大阪出身の監督 つらい虐待経験も映画に ロングラン「ひとくず」

大阪を舞台に描いた映画「ひとくず」の脚本、主演、監督を務めた上西雄大さん=13日、大阪市中央区(南雲都撮影)
大阪を舞台に描いた映画「ひとくず」の脚本、主演、監督を務めた上西雄大さん=13日、大阪市中央区(南雲都撮影)

空き巣犯が母親やその恋人から虐待される少女を救い出し、親子のような絆が生まれる様子を大阪を舞台に描いた映画「ひとくず」。脚本、主演、監督を務めた上西雄大さん(57)も母親に暴力をふるう父親から逃れるため、一度故郷・大阪を捨てた過去がある。その大阪を舞台に映画を作り続ける理由を「つらい思いをしたからこそ、自分にしか作れない物語がこの街にはある」と話す。(南雲都)

年が明けたばかりの今月2日、公開から1年を超えてもロングランが続く「ひとくず」上映後の舞台あいさつをするため、上西監督は大阪・十三(じゅうそう)の映画館「シアターセブン」にいた。児童虐待を扱った重い映画とは裏腹に、あいさつでは軽快なトークで観客の笑いを誘った。

年末年始を問わず、上西監督は舞台あいさつを欠かさない。児童虐待について来場者に話し、児童相談所虐待対応ダイヤル「189(いちはやく)」の番号をあしらった缶バッジを作り配布したこともある。

大阪を舞台に映画を作り新作の「西成ゴローの4億円」が公開される上西雄大さん=13日、大阪市中央区(南雲都撮影)
大阪を舞台に映画を作り新作の「西成ゴローの4億円」が公開される上西雄大さん=13日、大阪市中央区(南雲都撮影)

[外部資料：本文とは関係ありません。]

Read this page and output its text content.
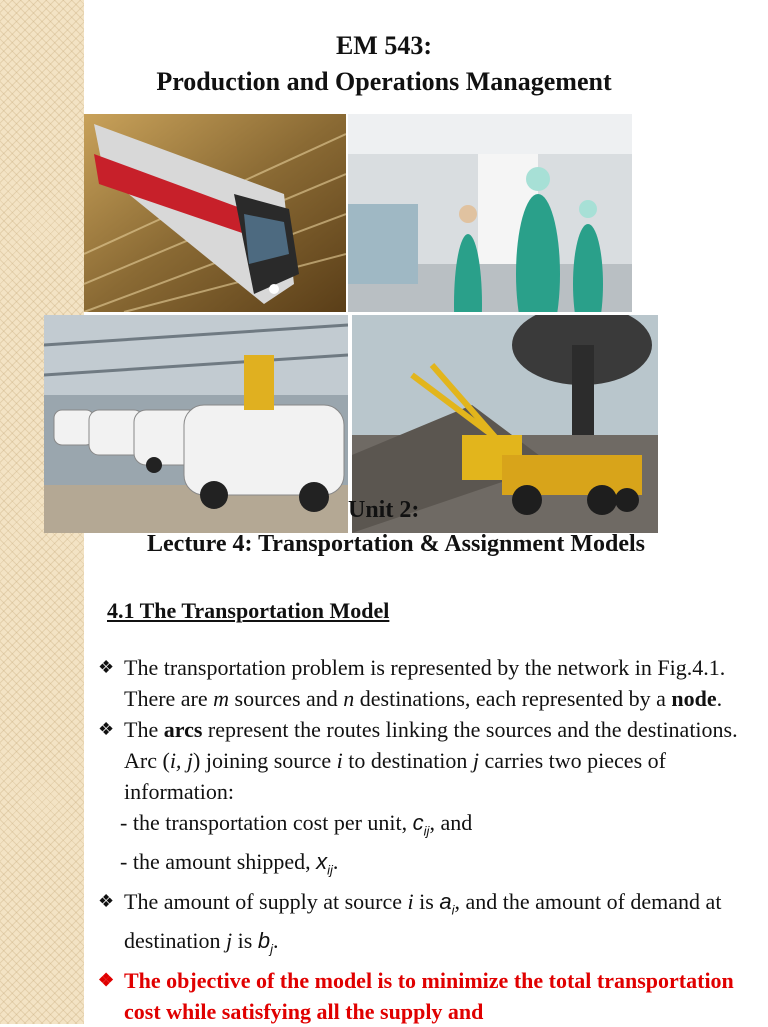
EM 543:
Production and Operations Management
Unit 2:
Lecture 4: Transportation & Assignment Models
4.1 The Transportation Model
❖ The transportation problem is represented by the network in Fig.4.1. There are m sources and n destinations, each represented by a node.
❖ The arcs represent the routes linking the sources and the destinations. Arc (i, j) joining source i to destination j carries two pieces of information:
- the transportation cost per unit, $c_{ij}$, and
- the amount shipped, $x_{ij}$.
❖ The amount of supply at source i is $a_i$, and the amount of demand at destination j is $b_j$.
❖ The objective of the model is to minimize the total transportation cost while satisfying all the supply and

背景には自身の体験がある。大阪・十三で育った上西監督は、父親が母親に手をあげる姿を毎日みていたという。母親を助けるため父親を殺そうと包丁を手にしたこともあったほどの息苦しい生活のなか、心が休まるのは、祖母が父親の目を盗んで連れ出してくれる映画を見ている時間だけだったという。

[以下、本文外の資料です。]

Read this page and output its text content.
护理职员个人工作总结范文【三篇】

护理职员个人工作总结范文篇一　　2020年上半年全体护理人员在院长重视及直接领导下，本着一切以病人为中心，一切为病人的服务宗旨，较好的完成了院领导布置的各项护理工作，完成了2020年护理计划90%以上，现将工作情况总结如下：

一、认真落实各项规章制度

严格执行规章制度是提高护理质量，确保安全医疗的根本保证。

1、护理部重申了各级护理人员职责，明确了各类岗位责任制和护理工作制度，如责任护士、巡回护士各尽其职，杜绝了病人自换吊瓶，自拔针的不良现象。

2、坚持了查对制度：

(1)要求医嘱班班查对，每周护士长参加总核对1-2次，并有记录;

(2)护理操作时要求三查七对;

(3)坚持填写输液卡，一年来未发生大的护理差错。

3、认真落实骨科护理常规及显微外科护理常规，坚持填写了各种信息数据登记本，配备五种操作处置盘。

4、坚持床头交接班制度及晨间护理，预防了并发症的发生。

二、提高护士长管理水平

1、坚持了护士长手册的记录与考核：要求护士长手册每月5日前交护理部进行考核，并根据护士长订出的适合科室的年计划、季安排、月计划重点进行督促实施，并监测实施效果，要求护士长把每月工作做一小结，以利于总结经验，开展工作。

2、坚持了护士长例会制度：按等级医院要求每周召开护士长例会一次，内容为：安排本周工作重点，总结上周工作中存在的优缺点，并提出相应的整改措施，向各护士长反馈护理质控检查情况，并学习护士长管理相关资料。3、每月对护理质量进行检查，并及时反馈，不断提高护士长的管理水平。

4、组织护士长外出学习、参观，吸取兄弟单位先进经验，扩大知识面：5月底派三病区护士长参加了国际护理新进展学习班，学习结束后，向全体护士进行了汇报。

「生きるすべはすべて映画から学んだ」(上西監督)というが、父の暴力は止まらず、高校卒業と同時に母と家を飛び出した。

そんな嫌な思い出しかない地だが、上西監督は「自分にしか作れない」と大阪にこだわっている。「ひとくず」も精神科医から児童虐待の現状を聞き、自身の経験を重ね、怒りをぶつけた。一晩で脚本を書き上げ、主宰する劇団「テンアンツ」の役者たちとともに手作りで作り上げた。

海外の映画祭で評価されたこともあり、令和2年3月の公開後、口コミで評判が広がるなどして注目を集めた。

新型コロナウイルス禍で上映が中断したこともあったが、SNSでは作品を何度も鑑賞する「おいくず」という言葉も生まれるなど、熱心なファンに支えられてきたと振り返る。

「大嫌いで捨てたはずの十三に自分を支えてくれる人たちが集まってくれる。一本の映画で人生が変わった。今は故郷だと胸を張って言える」

大阪を舞台にした映画の公開はまだ控えている。29日からシアターセブンと同じビルにある第七藝術劇場で上映される新作「西成ゴローの四億円」は大阪・西成が舞台で、元政府諜報部員が西成に身を隠し、病気の娘のために大金をかせぐアクションを多用したエンターテインメント作品となった。「ひとくず」がつないだ縁で、奥田瑛二さん、加藤雅也さん、津田寛治さん、笹野高史さんら多くの尊敬する俳優たちが参加してくれたという。

そんな中で堂々と主役を演じるが、テレビドラマにはあまり呼ばれないという。「監督もやるからめんどくさいと思われているのかな。使いやすい役者だと思うんだけど」と苦笑した。